Secondary Review Rules

“Yet another clinical concern is the question about who will perform the secondary reviews,” stated Myles. “Routinely, physician-pathologists decide which cases require second opinions and it is within a pathologist’s professional judgment if a case needs a consult from another pathologist before it’s signed out or interpreted.

“In fact, the diagnoses we make as pathologists are within the scope of our licensure and within the scope of services that the American Board of Pathology has deemed us capable of doing,” he emphasized. “That is a major clinical concern for us.

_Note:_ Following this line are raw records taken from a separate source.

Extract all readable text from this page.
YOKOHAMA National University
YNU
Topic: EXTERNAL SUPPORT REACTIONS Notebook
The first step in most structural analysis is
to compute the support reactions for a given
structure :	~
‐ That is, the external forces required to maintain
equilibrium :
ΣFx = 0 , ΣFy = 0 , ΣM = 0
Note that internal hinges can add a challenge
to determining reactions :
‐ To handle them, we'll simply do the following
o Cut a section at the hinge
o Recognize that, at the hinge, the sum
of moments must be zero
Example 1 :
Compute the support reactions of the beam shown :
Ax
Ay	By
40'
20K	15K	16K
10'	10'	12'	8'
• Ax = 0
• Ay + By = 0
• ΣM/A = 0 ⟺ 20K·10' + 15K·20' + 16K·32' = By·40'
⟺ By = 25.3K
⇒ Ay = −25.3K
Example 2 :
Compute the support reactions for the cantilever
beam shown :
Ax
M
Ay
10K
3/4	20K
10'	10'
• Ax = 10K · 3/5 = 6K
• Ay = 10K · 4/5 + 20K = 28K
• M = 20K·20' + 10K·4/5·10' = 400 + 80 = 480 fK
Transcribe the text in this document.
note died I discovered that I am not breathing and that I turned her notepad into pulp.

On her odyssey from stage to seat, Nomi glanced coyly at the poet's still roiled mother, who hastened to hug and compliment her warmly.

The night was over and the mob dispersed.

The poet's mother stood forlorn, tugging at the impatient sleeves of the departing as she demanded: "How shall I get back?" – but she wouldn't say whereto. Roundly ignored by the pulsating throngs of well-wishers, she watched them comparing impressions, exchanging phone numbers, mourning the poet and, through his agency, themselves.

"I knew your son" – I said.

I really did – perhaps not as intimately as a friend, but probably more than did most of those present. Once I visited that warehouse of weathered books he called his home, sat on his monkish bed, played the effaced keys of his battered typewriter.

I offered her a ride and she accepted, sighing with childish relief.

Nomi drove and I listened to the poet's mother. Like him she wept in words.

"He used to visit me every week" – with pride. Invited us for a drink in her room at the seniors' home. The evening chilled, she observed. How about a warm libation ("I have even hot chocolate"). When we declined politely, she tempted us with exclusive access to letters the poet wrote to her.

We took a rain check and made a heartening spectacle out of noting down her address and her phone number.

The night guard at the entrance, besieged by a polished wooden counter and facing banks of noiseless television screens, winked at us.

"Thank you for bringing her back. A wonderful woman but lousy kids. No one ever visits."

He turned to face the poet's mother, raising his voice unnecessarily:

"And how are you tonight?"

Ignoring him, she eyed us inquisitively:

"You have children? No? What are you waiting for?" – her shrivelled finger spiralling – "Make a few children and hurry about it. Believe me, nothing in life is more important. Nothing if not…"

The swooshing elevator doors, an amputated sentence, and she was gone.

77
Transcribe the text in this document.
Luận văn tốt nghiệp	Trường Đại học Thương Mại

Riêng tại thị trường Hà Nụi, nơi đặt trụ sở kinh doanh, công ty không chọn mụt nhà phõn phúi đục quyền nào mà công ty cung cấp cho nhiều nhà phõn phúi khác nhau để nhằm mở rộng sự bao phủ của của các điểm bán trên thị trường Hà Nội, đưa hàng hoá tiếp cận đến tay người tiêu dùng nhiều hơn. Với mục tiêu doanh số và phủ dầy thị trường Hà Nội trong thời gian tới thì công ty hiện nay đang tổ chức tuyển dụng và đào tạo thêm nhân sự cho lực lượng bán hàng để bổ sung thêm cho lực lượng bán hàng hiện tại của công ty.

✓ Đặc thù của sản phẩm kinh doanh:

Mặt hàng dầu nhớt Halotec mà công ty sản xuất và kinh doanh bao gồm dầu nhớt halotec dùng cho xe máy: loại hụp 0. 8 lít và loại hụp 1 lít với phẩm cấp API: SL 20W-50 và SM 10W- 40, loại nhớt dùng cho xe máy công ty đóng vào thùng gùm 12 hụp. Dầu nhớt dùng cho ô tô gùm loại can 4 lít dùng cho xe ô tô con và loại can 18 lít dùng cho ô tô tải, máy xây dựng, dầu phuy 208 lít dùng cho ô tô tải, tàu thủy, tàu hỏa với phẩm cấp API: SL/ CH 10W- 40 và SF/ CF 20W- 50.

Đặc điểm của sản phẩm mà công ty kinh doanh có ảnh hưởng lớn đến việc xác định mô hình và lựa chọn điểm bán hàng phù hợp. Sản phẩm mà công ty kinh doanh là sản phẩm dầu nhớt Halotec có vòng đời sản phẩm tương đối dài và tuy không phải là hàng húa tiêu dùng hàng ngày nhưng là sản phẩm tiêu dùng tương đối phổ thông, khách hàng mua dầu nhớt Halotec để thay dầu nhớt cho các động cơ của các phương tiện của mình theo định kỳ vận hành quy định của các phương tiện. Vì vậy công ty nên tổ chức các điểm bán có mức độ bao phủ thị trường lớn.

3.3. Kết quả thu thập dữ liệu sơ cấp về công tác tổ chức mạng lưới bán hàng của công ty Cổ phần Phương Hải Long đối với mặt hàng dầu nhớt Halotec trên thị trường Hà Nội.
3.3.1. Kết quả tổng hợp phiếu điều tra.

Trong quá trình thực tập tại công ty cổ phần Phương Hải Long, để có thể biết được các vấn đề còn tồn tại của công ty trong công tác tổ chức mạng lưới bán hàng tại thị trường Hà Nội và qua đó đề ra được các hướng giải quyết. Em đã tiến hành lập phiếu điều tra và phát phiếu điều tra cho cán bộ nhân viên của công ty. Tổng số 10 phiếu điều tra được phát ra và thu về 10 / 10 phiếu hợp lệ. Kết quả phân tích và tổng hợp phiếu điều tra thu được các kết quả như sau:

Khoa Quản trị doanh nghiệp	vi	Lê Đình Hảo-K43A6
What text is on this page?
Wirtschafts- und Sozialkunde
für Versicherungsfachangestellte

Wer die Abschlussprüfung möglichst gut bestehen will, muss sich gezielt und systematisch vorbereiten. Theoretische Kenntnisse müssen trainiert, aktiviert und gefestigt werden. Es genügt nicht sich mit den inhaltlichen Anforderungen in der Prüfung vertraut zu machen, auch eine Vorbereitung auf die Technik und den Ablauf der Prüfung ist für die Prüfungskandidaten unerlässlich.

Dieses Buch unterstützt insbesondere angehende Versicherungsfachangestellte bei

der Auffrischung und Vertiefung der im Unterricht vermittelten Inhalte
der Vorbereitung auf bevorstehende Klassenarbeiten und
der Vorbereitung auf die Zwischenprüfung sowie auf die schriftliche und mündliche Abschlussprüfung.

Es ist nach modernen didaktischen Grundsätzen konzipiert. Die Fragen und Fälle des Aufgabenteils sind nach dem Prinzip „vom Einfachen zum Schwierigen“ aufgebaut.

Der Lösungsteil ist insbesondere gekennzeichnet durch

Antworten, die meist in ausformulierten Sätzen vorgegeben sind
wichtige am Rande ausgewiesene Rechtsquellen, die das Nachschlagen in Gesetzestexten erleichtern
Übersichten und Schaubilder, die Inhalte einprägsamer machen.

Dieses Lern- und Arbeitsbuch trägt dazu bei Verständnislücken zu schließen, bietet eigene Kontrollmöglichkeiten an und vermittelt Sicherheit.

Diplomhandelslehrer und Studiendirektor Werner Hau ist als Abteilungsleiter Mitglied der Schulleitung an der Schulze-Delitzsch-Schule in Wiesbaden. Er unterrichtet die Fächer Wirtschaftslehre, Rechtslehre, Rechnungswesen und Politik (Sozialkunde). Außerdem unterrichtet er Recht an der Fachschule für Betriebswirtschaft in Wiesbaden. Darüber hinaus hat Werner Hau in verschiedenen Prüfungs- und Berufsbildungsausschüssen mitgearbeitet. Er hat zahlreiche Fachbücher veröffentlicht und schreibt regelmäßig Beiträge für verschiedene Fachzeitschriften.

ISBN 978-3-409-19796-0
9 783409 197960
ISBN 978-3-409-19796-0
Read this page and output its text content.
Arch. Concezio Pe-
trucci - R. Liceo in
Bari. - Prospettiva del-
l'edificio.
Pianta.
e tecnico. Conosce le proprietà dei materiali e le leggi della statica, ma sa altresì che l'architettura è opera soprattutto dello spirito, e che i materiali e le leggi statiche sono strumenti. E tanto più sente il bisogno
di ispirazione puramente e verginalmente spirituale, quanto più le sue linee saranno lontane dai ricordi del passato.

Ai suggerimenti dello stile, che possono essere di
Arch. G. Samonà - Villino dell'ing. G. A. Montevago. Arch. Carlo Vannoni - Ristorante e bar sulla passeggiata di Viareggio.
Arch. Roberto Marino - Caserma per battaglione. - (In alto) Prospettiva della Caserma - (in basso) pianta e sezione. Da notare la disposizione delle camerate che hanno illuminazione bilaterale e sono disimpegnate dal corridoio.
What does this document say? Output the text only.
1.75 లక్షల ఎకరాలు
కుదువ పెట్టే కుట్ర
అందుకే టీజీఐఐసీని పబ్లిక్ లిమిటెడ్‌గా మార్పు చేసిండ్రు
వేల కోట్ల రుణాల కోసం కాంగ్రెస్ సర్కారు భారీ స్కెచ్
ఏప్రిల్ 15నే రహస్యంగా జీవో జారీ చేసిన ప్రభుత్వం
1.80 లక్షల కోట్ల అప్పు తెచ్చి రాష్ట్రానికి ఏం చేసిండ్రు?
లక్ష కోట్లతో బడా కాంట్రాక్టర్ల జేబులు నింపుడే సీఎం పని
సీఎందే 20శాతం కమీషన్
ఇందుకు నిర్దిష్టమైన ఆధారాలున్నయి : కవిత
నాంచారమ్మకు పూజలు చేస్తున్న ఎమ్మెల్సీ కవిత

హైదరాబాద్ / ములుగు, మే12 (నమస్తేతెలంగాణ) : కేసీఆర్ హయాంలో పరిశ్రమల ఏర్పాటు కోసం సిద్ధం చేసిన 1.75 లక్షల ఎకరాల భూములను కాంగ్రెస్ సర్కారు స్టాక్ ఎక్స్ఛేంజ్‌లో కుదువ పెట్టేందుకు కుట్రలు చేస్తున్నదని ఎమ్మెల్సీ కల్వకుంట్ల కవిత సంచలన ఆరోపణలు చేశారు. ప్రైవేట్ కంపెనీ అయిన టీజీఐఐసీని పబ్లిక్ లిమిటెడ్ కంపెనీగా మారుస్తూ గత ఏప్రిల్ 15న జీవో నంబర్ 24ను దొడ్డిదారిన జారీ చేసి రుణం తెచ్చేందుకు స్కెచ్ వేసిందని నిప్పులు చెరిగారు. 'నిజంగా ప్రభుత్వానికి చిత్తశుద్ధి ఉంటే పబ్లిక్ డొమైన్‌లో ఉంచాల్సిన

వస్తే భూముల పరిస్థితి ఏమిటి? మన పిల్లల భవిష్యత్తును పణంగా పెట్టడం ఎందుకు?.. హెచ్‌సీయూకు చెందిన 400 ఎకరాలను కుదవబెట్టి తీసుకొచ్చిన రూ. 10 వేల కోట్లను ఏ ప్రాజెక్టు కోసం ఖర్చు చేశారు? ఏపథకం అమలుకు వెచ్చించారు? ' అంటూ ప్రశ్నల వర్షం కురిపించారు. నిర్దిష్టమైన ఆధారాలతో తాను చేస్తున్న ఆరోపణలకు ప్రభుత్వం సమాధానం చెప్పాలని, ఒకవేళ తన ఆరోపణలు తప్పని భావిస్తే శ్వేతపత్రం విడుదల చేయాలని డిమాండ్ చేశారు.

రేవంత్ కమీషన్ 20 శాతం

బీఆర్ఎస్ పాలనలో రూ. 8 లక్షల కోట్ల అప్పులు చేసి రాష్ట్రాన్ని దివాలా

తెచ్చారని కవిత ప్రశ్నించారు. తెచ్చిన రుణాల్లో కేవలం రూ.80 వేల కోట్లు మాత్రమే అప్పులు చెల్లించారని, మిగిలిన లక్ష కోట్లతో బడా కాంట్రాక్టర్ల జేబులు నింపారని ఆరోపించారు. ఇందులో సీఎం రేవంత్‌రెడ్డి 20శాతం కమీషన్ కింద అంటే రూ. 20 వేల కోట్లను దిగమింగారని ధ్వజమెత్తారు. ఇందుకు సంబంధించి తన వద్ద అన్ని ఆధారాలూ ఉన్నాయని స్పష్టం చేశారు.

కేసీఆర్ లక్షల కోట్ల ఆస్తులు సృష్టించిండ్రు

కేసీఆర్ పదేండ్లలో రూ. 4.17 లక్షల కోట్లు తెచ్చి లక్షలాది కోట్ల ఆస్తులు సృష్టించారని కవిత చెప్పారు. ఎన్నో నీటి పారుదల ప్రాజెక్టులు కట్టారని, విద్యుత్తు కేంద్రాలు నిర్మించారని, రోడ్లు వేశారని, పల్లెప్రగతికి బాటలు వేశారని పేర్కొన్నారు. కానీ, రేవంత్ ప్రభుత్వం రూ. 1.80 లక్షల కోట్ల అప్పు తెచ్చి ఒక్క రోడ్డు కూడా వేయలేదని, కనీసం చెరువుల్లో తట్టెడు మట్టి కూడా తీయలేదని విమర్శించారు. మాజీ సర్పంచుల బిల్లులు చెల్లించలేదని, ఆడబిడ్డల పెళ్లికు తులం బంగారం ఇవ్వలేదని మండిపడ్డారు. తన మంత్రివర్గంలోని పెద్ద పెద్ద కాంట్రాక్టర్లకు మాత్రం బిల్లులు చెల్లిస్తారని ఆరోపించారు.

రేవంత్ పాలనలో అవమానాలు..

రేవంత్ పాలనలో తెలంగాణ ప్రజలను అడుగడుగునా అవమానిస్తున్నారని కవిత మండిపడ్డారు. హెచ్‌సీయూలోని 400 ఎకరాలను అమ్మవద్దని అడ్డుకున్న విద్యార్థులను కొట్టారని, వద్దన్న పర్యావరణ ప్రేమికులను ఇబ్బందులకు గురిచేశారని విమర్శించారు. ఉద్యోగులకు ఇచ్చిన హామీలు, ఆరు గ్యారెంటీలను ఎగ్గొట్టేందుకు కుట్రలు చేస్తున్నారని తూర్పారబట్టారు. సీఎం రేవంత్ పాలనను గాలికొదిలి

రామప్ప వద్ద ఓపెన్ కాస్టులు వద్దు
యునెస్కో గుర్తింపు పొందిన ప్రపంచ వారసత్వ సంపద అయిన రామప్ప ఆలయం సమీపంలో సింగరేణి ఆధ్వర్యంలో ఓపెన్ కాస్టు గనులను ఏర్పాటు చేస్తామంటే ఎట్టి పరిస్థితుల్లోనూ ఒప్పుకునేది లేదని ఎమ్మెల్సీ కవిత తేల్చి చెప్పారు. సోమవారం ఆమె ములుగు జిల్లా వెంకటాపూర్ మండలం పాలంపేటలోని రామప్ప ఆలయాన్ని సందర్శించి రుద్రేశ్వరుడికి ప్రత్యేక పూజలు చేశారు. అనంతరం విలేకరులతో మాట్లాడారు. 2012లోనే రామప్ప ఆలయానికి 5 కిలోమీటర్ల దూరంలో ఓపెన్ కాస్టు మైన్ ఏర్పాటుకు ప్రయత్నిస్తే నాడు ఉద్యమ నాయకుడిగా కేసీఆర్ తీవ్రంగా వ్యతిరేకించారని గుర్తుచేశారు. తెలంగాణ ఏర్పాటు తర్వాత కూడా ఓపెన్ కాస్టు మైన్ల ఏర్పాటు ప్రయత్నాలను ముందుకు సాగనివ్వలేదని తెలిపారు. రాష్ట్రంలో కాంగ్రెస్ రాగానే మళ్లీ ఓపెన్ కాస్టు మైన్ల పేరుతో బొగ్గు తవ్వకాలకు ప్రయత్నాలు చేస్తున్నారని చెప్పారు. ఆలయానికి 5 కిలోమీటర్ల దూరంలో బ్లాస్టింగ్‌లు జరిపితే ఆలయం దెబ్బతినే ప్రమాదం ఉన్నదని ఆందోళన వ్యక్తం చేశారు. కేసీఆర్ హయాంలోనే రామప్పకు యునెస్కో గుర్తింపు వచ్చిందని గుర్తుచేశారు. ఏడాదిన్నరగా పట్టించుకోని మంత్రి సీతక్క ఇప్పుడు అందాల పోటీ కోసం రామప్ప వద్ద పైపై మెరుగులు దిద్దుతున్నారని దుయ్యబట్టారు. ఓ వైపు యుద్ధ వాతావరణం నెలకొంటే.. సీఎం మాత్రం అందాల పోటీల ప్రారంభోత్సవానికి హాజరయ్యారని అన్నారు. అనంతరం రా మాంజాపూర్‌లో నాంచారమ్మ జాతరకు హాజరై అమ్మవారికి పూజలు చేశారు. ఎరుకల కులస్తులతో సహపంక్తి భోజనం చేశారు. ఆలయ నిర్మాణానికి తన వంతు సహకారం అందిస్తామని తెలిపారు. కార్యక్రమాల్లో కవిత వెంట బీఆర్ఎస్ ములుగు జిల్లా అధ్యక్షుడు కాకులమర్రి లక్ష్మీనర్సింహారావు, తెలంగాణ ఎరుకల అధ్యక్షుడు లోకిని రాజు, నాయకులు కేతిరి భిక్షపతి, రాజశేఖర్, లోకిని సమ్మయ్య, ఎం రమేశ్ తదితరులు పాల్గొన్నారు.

“The entire UHC pilot program is provocative because it raises all these questions that need to be answered,” stated Myles. “Moreover, it is not just pathologists in Florida who are concerned about this pilot program. Pathologists across the country are equally concerned.

“Additionally, the BeaconLBS system also creates an administrative burden on physicians who order any of the 80 or more clinical laboratory tests and on pathologists who must ensure that ordering physicians have taken all the necessary steps for pre-notification and pre-authorization,” concluded Myles. “If ordering physicians do not complete the necessary steps, then pathologists may not get paid.”